25 Desember 2013

Road To Madinah (Part 6)

Masjid Nabawi

ilahi anta maqsudi (2)
Maka, sejenak mulai mengukur diri, meluruskan niat (lupakan sejenak beli jam tangan, atau kaos kaki). Pantaskah dengan segala yang kita punya, boleh sedikit berbangga hati menjadi tamu Allah SWT? Tausiyah Aa  ketika manasik sedikit membredel hati bahwa kita bukan siapa-siapa, yang bisa jadi belum pantas mendapat undangan mengunjungi baitullah, masih ada orang-orang yang sholih diluar sana, sholatnya khusyuk, amalannya lebih banyak, lebiih taqarub ilallah yang lebih layak kesana, maka jangan sombong…jangan sombong atas sedikit kelebihan yang kita miliki.

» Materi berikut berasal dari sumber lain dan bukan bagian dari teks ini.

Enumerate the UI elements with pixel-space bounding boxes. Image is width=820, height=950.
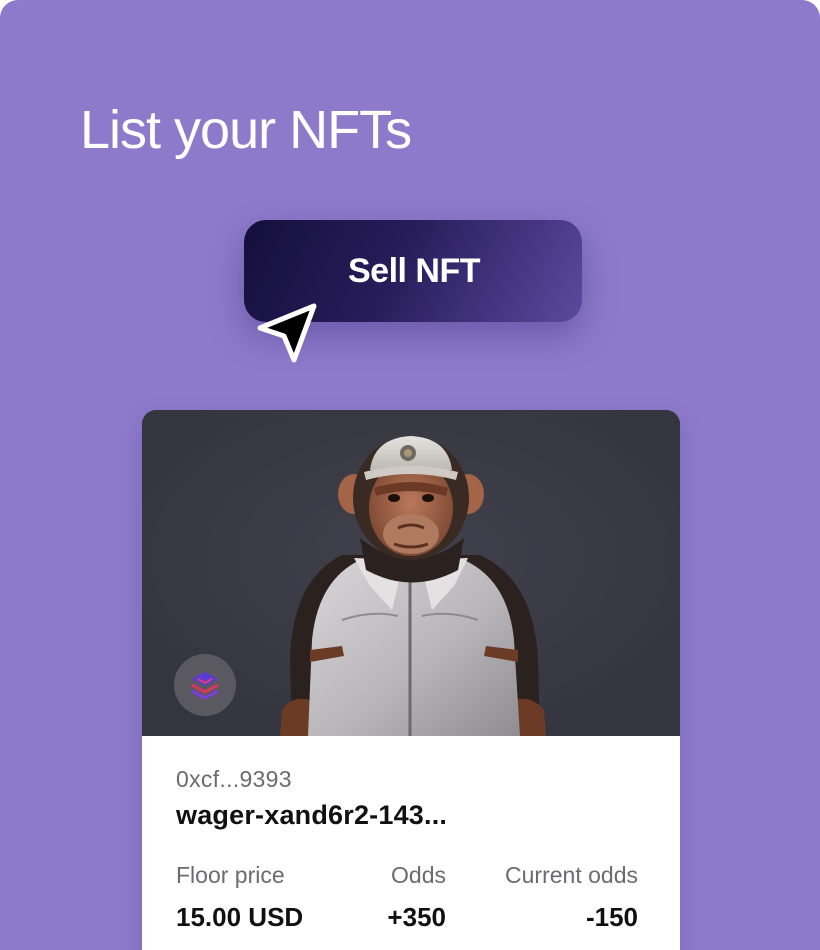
nft-image [142, 410, 680, 736]
stacked-layers-icon [191, 672, 219, 700]
sell-nft-button[interactable]: Sell NFT [244, 220, 582, 322]
sell-nft-button-label: Sell NFT [347, 251, 481, 290]
owner-address: 0xcf...9393 [176, 766, 292, 792]
current-odds-label: Current odds [505, 862, 638, 888]
list-nfts-panel: List your NFTs Sell NFT 0xcf...9393 wage… [0, 0, 820, 950]
odds-value: +350 [387, 902, 446, 932]
page-title: List your NFTs [80, 100, 412, 160]
floor-price-label: Floor price [176, 862, 285, 888]
odds-label: Odds [391, 862, 446, 888]
nft-name: wager-xand6r2-143... [176, 800, 448, 830]
nft-card-info: 0xcf...9393 wager-xand6r2-143... Floor p… [142, 736, 680, 950]
current-odds-value: -150 [585, 902, 638, 932]
floor-price-value: 15.00 USD [176, 902, 304, 932]
nft-card[interactable]: 0xcf...9393 wager-xand6r2-143... Floor p… [142, 410, 680, 950]
collection-badge [174, 654, 236, 716]
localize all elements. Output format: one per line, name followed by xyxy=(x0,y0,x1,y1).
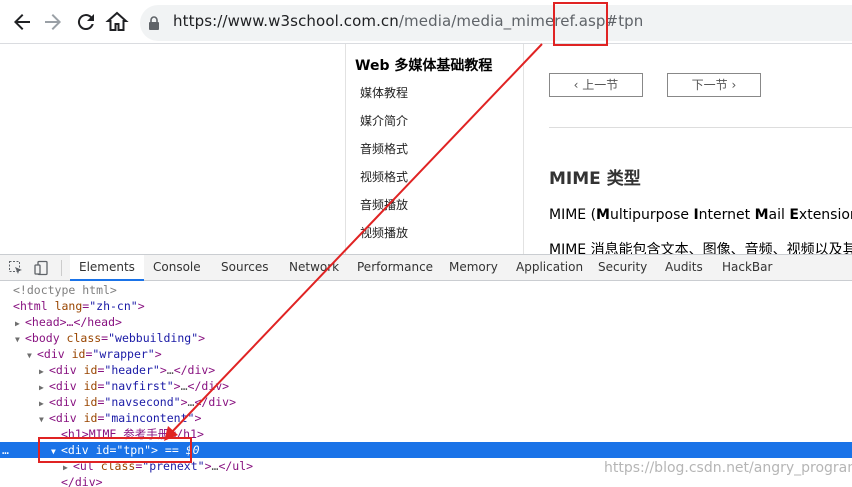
more-options-icon[interactable]: … xyxy=(2,442,9,458)
side-nav-item[interactable]: 音频格式 xyxy=(360,140,408,157)
para-text: nternet xyxy=(698,207,755,223)
side-nav-item[interactable]: 视频格式 xyxy=(360,168,408,185)
side-nav-item[interactable]: 音频播放 xyxy=(360,196,408,213)
attr-value: "maincontent" xyxy=(104,411,195,425)
lock-icon[interactable] xyxy=(148,15,160,34)
side-nav-item[interactable]: 视频播放 xyxy=(360,224,408,241)
side-navigation: Web 多媒体基础教程 媒体教程 媒介简介 音频格式 视频格式 音频播放 视频播… xyxy=(345,44,524,254)
reload-icon[interactable] xyxy=(74,10,98,34)
para-text: ultipurpose xyxy=(609,207,694,223)
attr-value: "header" xyxy=(104,363,160,377)
prev-section-label: 上一节 xyxy=(582,78,619,92)
para-bold: M xyxy=(596,207,610,223)
annotation-box-url-hash xyxy=(553,2,608,46)
head-tag: <head>…</head> xyxy=(25,315,122,329)
device-toolbar-icon[interactable] xyxy=(34,260,50,276)
tab-performance[interactable]: Performance xyxy=(357,255,433,281)
para-text: MIME ( xyxy=(549,207,597,223)
second-paragraph: MIME 消息能包含文本、图像、音频、视频以及其 xyxy=(549,242,852,254)
tab-sources[interactable]: Sources xyxy=(221,255,268,281)
doctype-text: <!doctype html> xyxy=(13,283,117,297)
html-tag-name: html xyxy=(19,299,48,313)
tree-node-body[interactable]: ▼ <body class="webbuilding"> xyxy=(0,330,852,346)
divider xyxy=(549,127,852,128)
annotation-box-tpn-node xyxy=(38,437,192,463)
chevron-right-icon: › xyxy=(727,78,737,92)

Bahkan banyak orang-orang yang beribadah umroh berkali-kali tidak makbul, tidak mabrur, karena setelah dari sanapun akhlaqnya tidak berubah, pengetahuannya tidak lebih baik, perspektif dan cinta kepada islam tidak bertambah,  cinta kepada rasulnya tidak bertambah, taqarub ilallahnya tidak meningkat. Bagaimana Allah ridho dengan ibadah kita?
Kelakar yang paling lucu tapi menohok  dari Aa, “yang paling menyakitkan adalah orang yang sombong bisa pergi umroh tapi bukan pake duit sendiri, tapi dibayari sama atasannya, sama bosnya,
sama orangtuanya, sama tetangganya, sama mertuanya, nah loh… makanya jangan sombong… jangan sombong…..”.
 tawa jamaah manasik itu riuh rendah. Kami berdehem dan saling pandang. Ternyata sindiran itu bukan tanpa alasan. Ceritanya begini, peserta umroh kami yang hanya 46 orang ternyata dari berbagai latar belakang, ada yang bertampang udik seperti kami, ada yang  pengusaha kawakan,kaum eksekutif, pekerja, karyawan, para jomblo, anak kuliahan, ibu rumah tangga, pensiunan. Nah hampir sepertiganya adalah para karyawan suatu perusahaan transportasi yang punya kisah  sangat unik. bermula dari seorang pengusaha transportasi laut yang mengeluhkan omzet perusahaannya tahun tahun terakhir turun dan terus merugi karena permintaan pasar sepi. Dari cerita kawan pekerja kami  itu, dalam situasi yang serba tak menentu, sang pengusaha  itu akhirnya memilih menumpahkan keluh kesahnya di depan Ka’bah sembari mengharap pertolongan Allah dan bernadzar jika perusahaannya bisa melewati masa krisis dan akhirnya bangkit kembali, ia akan mengumrohkan semua karyawannya. Dan 2-3 tahun setelahnya, janji itu terbukti, perusahaannya bangkit dan nadzar sang pengusaha ditunaikan. Ia mengumrohkan semua karyawannya yang dibagi menjadi beberapa gelombang  umroh. Akhirnya disinilah kami  bertemu mereka, sebagian dari kawan rombongan kami. Subhanallah….

Maka demi menjaga perasaan,  aku tidak mengabarkan kepada siapapun kecuali empat orang teman terdekat, satu bolo plek-yang sambutannya sangat luar biasa ceriwisnya dan nitip doa khusus jundi kecilnya yang akan lahir, satu teman  di jogja dan dua adik angkatku sekalian doa-doa mereka. Yang lain, hanya Allah saja yang maha tahu.  Bersyukur juga, karena ga merasa terbebani untuk bawain oleh-oleh hehehe… yang penting doanya saja. insyaAllah makbul amiiiiin.